Southport care home boss jailed for £4m fraud
A "despicably greedy" care home owner who preyed on wealthy, elderly residents to fund a lavish lifestyle has been jailed for 21 years.
David Barton, 64, conned residents of Barton Park nursing home in Southport out of more than £4m over 16 years.
Judge Steven Everett told Liverpool Crown Court it was the "most brazen" case of fraud he had ever seen.
Barton was convicted of a string of charges including conspiracy to defraud after a trial which lasted a year.
Rosemary Booth, 69, who was the home general manager, was jailed for six years after being convicted of three counts of conspiracy to defraud.
The court heard Barton bought several homes and a fleet of expensive cars including four Ferraris and two Rolls Royces.
Sentencing, Judge Everett said he was "despicably greedy man".
"I am quite sure the person you care for most is yourself, not even your family, with an insatiable appetite for fancy cars and building your property empire."
He added: "I am struggling to remember anyone as dishonest as him, as morally bankrupt as him."
Described as Barton's "eyes and ears" in the care home, Booth helped turn residents against their families, the court heard.
The judge described her as an "enthusiastic conspirator" in the fraud.
"What is terrible is to have to sentence a 69-year-old woman of previous good character," he said.
"But I remind myself you did terrible things."
Over a 16-year period from 1997 to 2013, Barton groomed six wealthy and vulnerable residents, who were mostly recently-widowed women, before draining their bank accounts, said prosecutors.
The court was told he isolated victims from family and previously-trusted acquaintances and got them to sign over control of their finances.
One victim Patricia Anderson Scott, the widow of former Everton FC chairman Bill Scott, had £1.4m stolen.

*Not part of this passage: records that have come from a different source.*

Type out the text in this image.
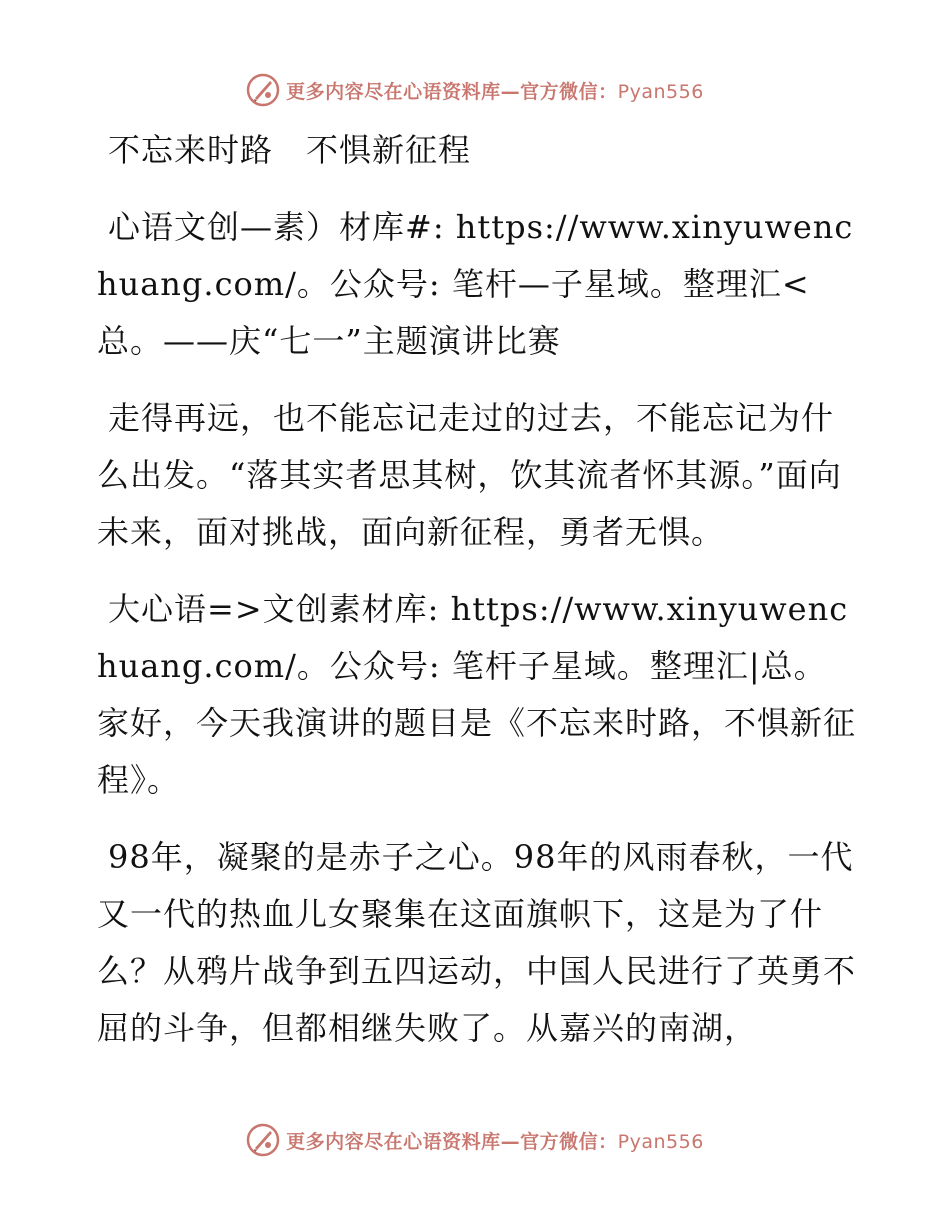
更多内容尽在心语资料库—官方微信：Pyan556

不忘来时路　不惧新征程

心语文创—素）材库#: https://www.xinyuwenchuang.com/。公众号: 笔杆—子星域。整理汇<总。——庆“七一”主题演讲比赛

走得再远，也不能忘记走过的过去，不能忘记为什么出发。“落其实者思其树，饮其流者怀其源。”面向未来，面对挑战，面向新征程，勇者无惧。

大心语=>文创素材库: https://www.xinyuwenchuang.com/。公众号: 笔杆子星域。整理汇|总。家好，今天我演讲的题目是《不忘来时路，不惧新征程》。

98年，凝聚的是赤子之心。98年的风雨春秋，一代又一代的热血儿女聚集在这面旗帜下，这是为了什么？从鸦片战争到五四运动，中国人民进行了英勇不屈的斗争，但都相继失败了。从嘉兴的南湖，

更多内容尽在心语资料库—官方微信：Pyan556
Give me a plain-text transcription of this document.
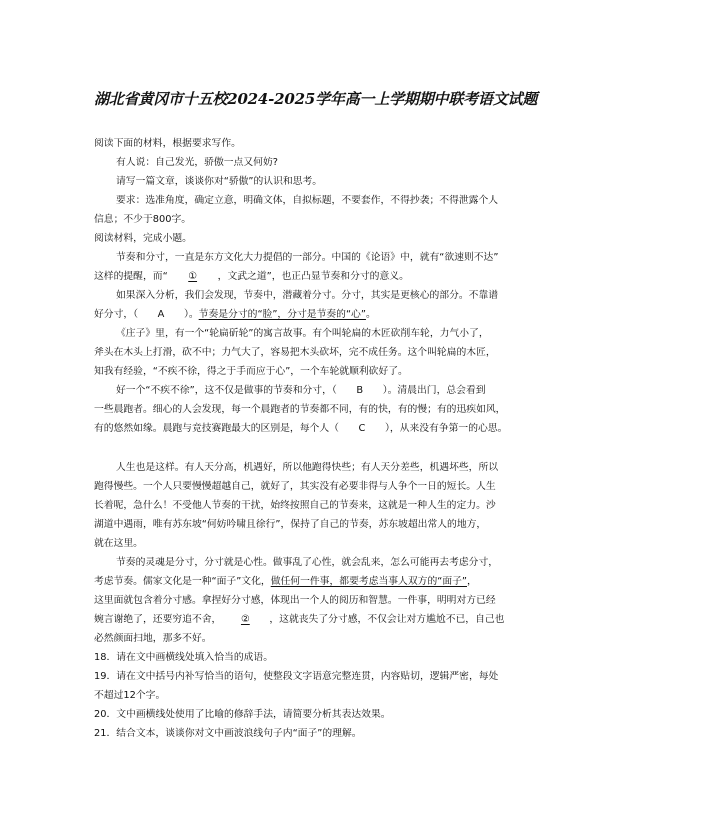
湖北省黄冈市十五校2024-2025学年高一上学期期中联考语文试题
阅读下面的材料，根据要求写作。
有人说：自己发光，骄傲一点又何妨?
请写一篇文章，谈谈你对“骄傲”的认识和思考。
要求：选准角度，确定立意，明确文体，自拟标题，不要套作，不得抄袭；不得泄露个人
信息；不少于800字。
阅读材料，完成小题。
节奏和分寸，一直是东方文化大力提倡的一部分。中国的《论语》中，就有“欲速则不达”
这样的提醒，而“ ① ，文武之道”，也正凸显节奏和分寸的意义。
如果深入分析，我们会发现，节奏中，潜藏着分寸。分寸，其实是更核心的部分。不靠谱
好分寸，（　　A　　）。节奏是分寸的“脸”，分寸是节奏的“心”。
《庄子》里，有一个“轮扁斫轮”的寓言故事。有个叫轮扁的木匠砍削车轮，力气小了，
斧头在木头上打滑，砍不中；力气大了，容易把木头砍坏，完不成任务。这个叫轮扁的木匠，
知我有经验，“不疾不徐，得之于手而应于心”，一个车轮就顺利砍好了。
好一个“不疾不徐”，这不仅是做事的节奏和分寸，（　　B　　）。清晨出门，总会看到
一些晨跑者。细心的人会发现，每一个晨跑者的节奏都不同，有的快，有的慢；有的迅疾如风，
有的悠然如缘。晨跑与竞技赛跑最大的区别是，每个人（　　C　　），从来没有争第一的心思。
人生也是这样。有人天分高，机遇好，所以他跑得快些；有人天分差些，机遇坏些，所以
跑得慢些。一个人只要慢慢超越自己，就好了，其实没有必要非得与人争个一日的短长。人生
长着呢，急什么！不受他人节奏的干扰，始终按照自己的节奏来，这就是一种人生的定力。沙
湖道中遇雨，唯有苏东坡“何妨吟啸且徐行”，保持了自己的节奏，苏东坡超出常人的地方，
就在这里。
节奏的灵魂是分寸，分寸就是心性。做事乱了心性，就会乱来，怎么可能再去考虑分寸，
考虑节奏。儒家文化是一种“面子”文化，做任何一件事，都要考虑当事人双方的“面子”，
这里面就包含着分寸感。拿捏好分寸感，体现出一个人的阅历和智慧。一件事，明明对方已经
婉言谢绝了，还要穷追不舍， ② ，这就丧失了分寸感，不仅会让对方尴尬不已，自己也
必然颜面扫地，那多不好。
18．请在文中画横线处填入恰当的成语。
19．请在文中括号内补写恰当的语句，使整段文字语意完整连贯，内容贴切，逻辑严密，每处
不超过12个字。
20．文中画横线处使用了比喻的修辞手法，请简要分析其表达效果。
21．结合文本，谈谈你对文中画波浪线句子内“面子”的理解。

Barton also targeted multi-millionaires Katie and Gordon Willey, hiring a life coach and psychic consultants to "make spells" to "banish" their family.
Barton made a fraudulent claim for £10m he said was owed to him after Mrs Willey died.
Booth, of Hesketh Drive, Southport, and Barton, of Oxford Road, Southport, were convicted on 11 May following a 12-month trial - the longest in the history of Merseyside Police and Liverpool Crown Court.
Barton was convicted of four counts of conspiracy to defraud, one count of fraud, three counts of theft, false accounting and transferring criminal property.
He was disqualified from being a director for 15 years.
Bookkeeper Kiria Hughes, 42, of Lulworth Road, Southport, admitted fraud and false accounting and was sentenced to eight months in prison, suspended for a year.
Correction 17 July 2018: This story was updated following revised information published by Merseyside Police to make clear Barton targeted six residents from 1997 to 2013, while Booth was involved in three crimes over a shorter time period.